Membincang politik
tubuh dan seksualitas tidak akan lengkap tanpa membaca pemikiran seorang Katherin
Murray Millett –atau yang lebih dikenal dengan Kate Millett, penulis sekaligus
feminis Amerika. Dalam bukunya yang fenomenal berjudul Sexual Politics, Kate
Millett secara detail membahas apa yang dimaksud dengan politik seksual,
lengkap dengan teori dan aspek-aspek yang meliputinya.
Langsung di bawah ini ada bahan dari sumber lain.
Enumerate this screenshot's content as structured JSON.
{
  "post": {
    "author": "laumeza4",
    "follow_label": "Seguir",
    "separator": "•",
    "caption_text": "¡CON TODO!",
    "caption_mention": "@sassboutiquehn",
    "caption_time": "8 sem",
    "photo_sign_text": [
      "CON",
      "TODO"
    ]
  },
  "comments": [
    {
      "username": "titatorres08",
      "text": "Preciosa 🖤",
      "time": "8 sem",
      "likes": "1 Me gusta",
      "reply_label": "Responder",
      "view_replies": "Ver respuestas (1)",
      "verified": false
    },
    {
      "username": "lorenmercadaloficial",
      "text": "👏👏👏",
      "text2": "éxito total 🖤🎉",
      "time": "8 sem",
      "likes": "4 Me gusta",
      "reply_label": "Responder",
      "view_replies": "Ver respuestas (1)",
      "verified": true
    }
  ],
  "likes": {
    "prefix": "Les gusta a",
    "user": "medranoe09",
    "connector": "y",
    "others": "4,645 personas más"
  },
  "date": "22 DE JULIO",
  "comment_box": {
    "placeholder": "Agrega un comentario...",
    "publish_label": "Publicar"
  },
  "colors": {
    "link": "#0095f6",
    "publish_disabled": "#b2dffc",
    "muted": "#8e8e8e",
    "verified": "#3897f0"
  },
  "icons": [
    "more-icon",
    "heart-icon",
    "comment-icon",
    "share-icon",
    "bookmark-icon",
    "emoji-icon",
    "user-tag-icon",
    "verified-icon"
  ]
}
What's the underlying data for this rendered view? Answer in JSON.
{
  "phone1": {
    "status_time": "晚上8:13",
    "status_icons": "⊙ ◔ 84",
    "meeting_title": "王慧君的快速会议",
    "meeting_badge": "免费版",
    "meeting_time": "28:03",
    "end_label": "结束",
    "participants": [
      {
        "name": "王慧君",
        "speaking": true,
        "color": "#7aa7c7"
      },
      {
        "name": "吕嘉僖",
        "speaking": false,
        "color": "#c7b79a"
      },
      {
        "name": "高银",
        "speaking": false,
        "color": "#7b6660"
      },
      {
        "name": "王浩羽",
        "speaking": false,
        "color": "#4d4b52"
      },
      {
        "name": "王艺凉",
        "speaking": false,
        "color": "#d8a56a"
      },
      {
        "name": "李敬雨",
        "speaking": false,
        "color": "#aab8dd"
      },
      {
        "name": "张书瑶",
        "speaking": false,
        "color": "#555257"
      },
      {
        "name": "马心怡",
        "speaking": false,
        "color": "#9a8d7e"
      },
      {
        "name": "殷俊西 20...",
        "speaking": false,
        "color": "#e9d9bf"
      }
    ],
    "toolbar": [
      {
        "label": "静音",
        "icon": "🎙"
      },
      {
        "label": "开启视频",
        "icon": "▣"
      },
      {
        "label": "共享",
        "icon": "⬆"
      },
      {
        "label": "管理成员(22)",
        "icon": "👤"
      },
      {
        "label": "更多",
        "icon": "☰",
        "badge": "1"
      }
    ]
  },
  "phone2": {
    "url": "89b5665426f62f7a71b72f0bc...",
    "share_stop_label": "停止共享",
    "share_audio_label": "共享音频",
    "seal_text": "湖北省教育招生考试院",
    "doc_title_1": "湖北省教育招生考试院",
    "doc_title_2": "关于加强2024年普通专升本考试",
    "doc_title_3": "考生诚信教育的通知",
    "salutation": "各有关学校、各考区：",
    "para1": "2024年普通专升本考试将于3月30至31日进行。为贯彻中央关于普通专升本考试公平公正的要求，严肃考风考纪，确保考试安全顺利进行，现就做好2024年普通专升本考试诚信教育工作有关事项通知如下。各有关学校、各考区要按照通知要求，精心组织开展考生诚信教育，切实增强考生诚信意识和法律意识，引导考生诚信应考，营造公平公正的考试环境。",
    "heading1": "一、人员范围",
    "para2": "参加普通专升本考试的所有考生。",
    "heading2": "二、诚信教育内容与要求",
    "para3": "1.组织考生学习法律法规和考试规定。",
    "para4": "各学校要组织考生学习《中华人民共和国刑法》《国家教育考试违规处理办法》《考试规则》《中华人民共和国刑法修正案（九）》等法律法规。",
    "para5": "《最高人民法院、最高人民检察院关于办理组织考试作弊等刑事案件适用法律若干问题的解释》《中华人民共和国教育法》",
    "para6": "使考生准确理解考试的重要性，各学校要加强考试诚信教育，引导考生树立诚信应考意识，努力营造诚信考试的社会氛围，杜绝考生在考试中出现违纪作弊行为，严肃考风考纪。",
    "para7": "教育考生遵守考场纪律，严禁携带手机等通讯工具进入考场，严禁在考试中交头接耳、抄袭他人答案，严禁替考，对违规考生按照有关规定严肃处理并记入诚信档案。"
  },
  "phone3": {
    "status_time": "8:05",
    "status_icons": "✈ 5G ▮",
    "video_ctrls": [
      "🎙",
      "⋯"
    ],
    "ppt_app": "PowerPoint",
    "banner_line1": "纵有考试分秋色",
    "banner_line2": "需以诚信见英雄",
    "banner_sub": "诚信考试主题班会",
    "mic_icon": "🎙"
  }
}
Kate Millett via Jacobin |
Pembahasan itu ia paparkan lewat analisisnya terhadap teks sastra (novel) dalam dua sub-bab di bagian pertama. Perlu diketahui dalam mengawali pembahasannya mengenai politik seksual, Millett mencuplik sepenggal narasi dari Sexus, novel terbitan 1965 karya Henry Miller yang terkenal di Paris. Narasi tersebut berisi cerita pengalaman seksual tokoh laki-laki bernama Val ketika berhubungan intim dengan perempuan bernama Ida. Dalam penggalan narasi yang disodorkan oleh Millett tersebut, bisa dibaca bagaimana perempuan, ketubuhan dan seksualitasnya dikuasai, dikondisikan lewat imajinasi pengarang laki-laki (Millett, 2000).
Kemudian pada bagian
kedua, Kate Millet fokus pada Historical Background. Setidaknya ada dua sub-bab
juga yang ia bahas, terkait the Sexual Revolution, First Phase: 1830-1930 dan
the Counterrevolution: 1930-60. Di sini Millett juga menggunakan beberapa
contoh novel untuk membuktikan bahwa seksualitas perempuan masih terus
dikondisikan, selain juga menjabarkan gerakan-gerakan perempuan awal yang–setidaknya
sedikit berhasil–menuntut kesamaan hak dan politik. Adapun dalam tulisan ini,
saya hanya akan fokus pada isi buku bagian kedua mengenai revolusi seksual.
Revolusi seksual jika
dilihat dalam konteks politik seksual merupakan sebuah perubahan yang terjadi
secara revolusioner, yang secara langsung berkaitan dengan relasi politik
dengan jenis kelamin atau sex (Millett, 2000). Perubahan
(revolusi seksual) yang terjadi bisa dibilang sangat drastis, mengingat
sebelumnya Negara telah begitu lama melanggengkan sistem patriarkhi bagi
seluruh masyarakatnya. Jadi bayangan untuk merubah sistem yang demikian telah
melekat di masing-masing individu, tentu merupakan hal yang hampir mustahil. Tapi
tidak bisa dipungkiri, langgengnya sistem yang patriarkhal tersebut juga telah
membawa perlawanan dari banyak pihak.
Revolusi seksual
menghendaki berakhirnya ketabuan akan seksualitas, termasuk pikiran-pikiran
yang tradisional. Standar ganda, prostitusi dan aura negatif lain yang
dihubungkan dengan seksualitas harus dihilangkan. Adapun tujuan dari revolusi
yakni adanya standar tunggal mengenai kebebasan seksual yang permisif yang
tidak ditunggangi oleh basis ekonomi dari seksualitas tradisional yang
eksploitatif. Bagaimanapun, revolusi seksual dikatakan dapat mengakhiri
institusi patriarkhi, menghapus ideologi supremasi laki-laki dan peran-peran
tradisional yang berhubungan dengan status dan peran.
Hadirnya revolusi
seksual di sini juga menandai adanya integrasi subkultur dan proses asimilasi
dari pengalaman dan sifat-sifat laki-laki serta perempuan yang seringkali
dikategorikan dalam konsep ‘maskulin’ dan ‘feminin’. Misalkan laki-laki selalu
berkaitan dengan kekerasan dan perempuan lebih pasif. Konstruk semacam ini yang
dibaca atau diperiksa ulang.
Dikatakan oleh Millett,
kisaran tiga dekade terakhir abad ke-19 sampai tiga dekade awal abad k-20
menandai masa kebebasan seksual laki-laki dan perempuan. Dibuktikan dengan
adanya kelompok perempuan yang berusaha mencapai standar moralitas tunggal.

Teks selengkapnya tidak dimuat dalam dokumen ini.